Because Recall AI relies on AI processing to generate flashcards, there was often a gap between a user submitting their material and actually seeing results. To account for that, our team designed skeleton loading states rather than a blank screen or a generic spinner, giving users a preview of the layout their content would populate into. This kept the experience feeling responsive and intentional even during processing time, and reinforced trust that the system was working rather than stalled.

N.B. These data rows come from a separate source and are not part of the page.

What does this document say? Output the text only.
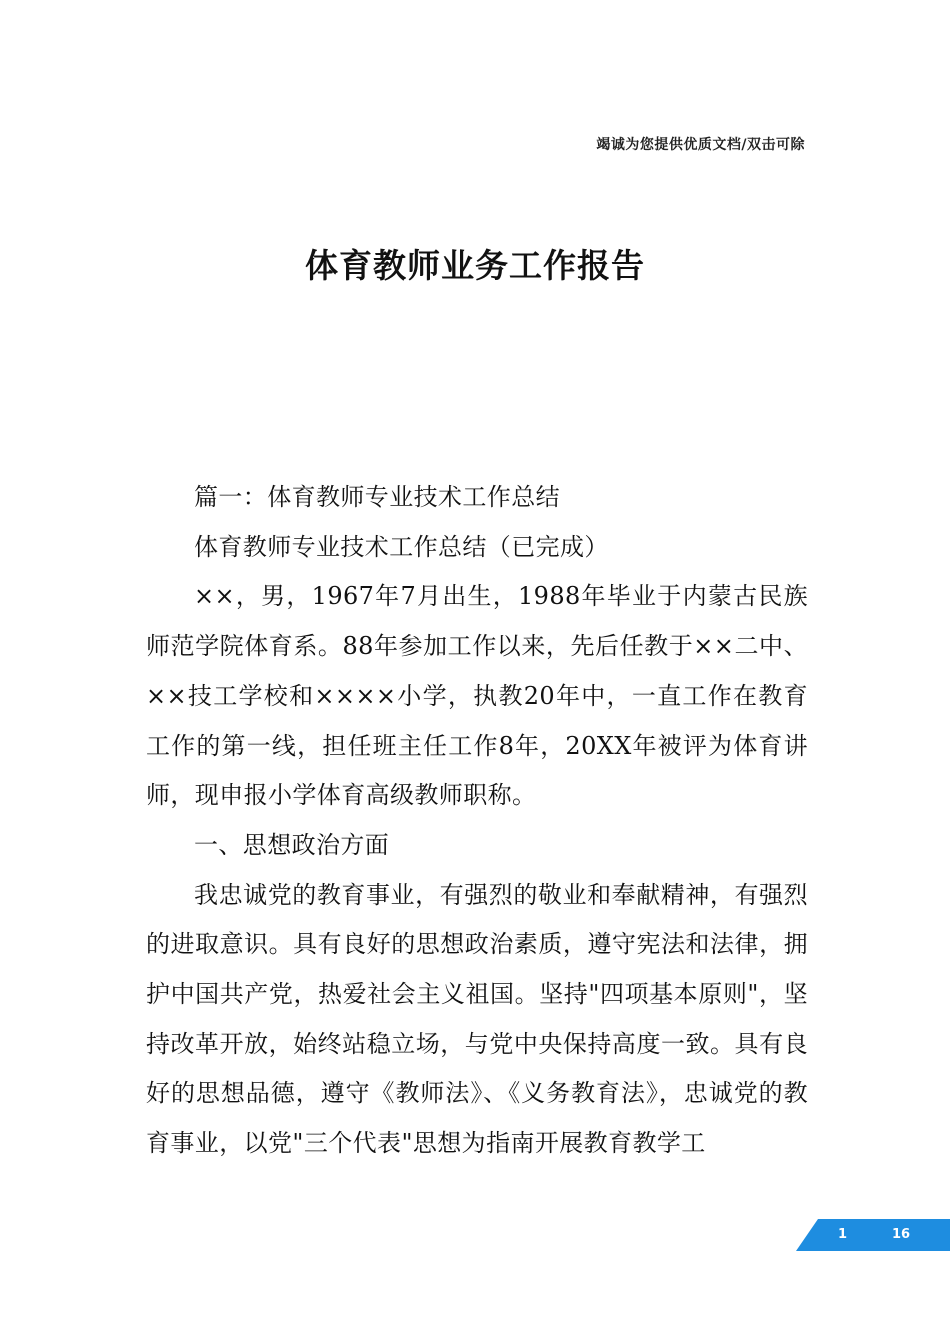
竭诚为您提供优质文档/双击可除
体育教师业务工作报告

篇一：体育教师专业技术工作总结

体育教师专业技术工作总结（已完成）

××，男，1967年7月出生，1988年毕业于内蒙古民族师范学院体育系。88年参加工作以来，先后任教于××二中、××技工学校和××××小学，执教20年中，一直工作在教育工作的第一线，担任班主任工作8年，20XX年被评为体育讲师，现申报小学体育高级教师职称。

一、思想政治方面

我忠诚党的教育事业，有强烈的敬业和奉献精神，有强烈的进取意识。具有良好的思想政治素质，遵守宪法和法律，拥护中国共产党，热爱社会主义祖国。坚持"四项基本原则"，坚持改革开放，始终站稳立场，与党中央保持高度一致。具有良好的思想品德，遵守《教师法》、《义务教育法》，忠诚党的教育事业，以党"三个代表"思想为指南开展教育教学工

1	16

Other Design Considerations

Interactions
  • Smooth, reveal-based transitions between question and answer states mirror natural recall testing vs jarring pop-ups or modals.
  • Gentle, affirming feedback, visible streaks, session-complete celebrations replaces urgent or punitive messaging, reframing spaced repetition as a rewarding habit rather than a compliance task.
  • The AI's decision-making is made visible in-flow (e.g., "Spacing your next review in 4 days"), making the AI component more personable and relevent
Accessibility and performance
  • Full keyboard navigation for power users, including single-key shortcuts (Space to reveal, 1/2/3 to rate recall) that let frequent users move through decks quickly on desktop.
  • High color contrast between white card surfaces and dark-green primary actions across all UI elements, supporting WCAG AA legibility standards.
  • Consistent semantic hierarchy and layout parity between desktop and mobile, supporting predictable navigation for screen reader users across devices.
  • During early design iterations, introducing additional accent colors (for tags, categories, or deck types) started to compete with the app's focus-driven purpose, so we made the decision to simplify leaning almost entirely on green and white while pulling back on competing visual elements. This kept the interface calm and legible, reinforcing the cognitive rationale behind the color strategy. We see this restrained direction as an early iteration rather than a final answer; there's room to test how much further color, contrast, and accent usage can be pushed in future rounds without compromising the calming effect the product is built around.

Reflections

Designer Hand-off

Finally, this was the project where I really learned the technical side of design handoff. Beyond just delivering clean screens, I had to think about how my design decisions would actually translate into a working AI-integrated product. Designing and annotating states and being clear enough for developers to build from, gave me a much deeper appreciation for how much handoff quality affects the transition into a real product.

Use of AI

Using AI while working on Recall AI taught me to reconsider my use of AI critically, both in my process and in the product itself. I had to be intentional about where AI genuinely strengthened my work versus where it risked flattening my own judgment. That same critical lens shaped how I designed for an AI-driven product, which behaves less predictably than a rules-based app. Because the system doesn't always respond the same way twice, I learnt to design for variability.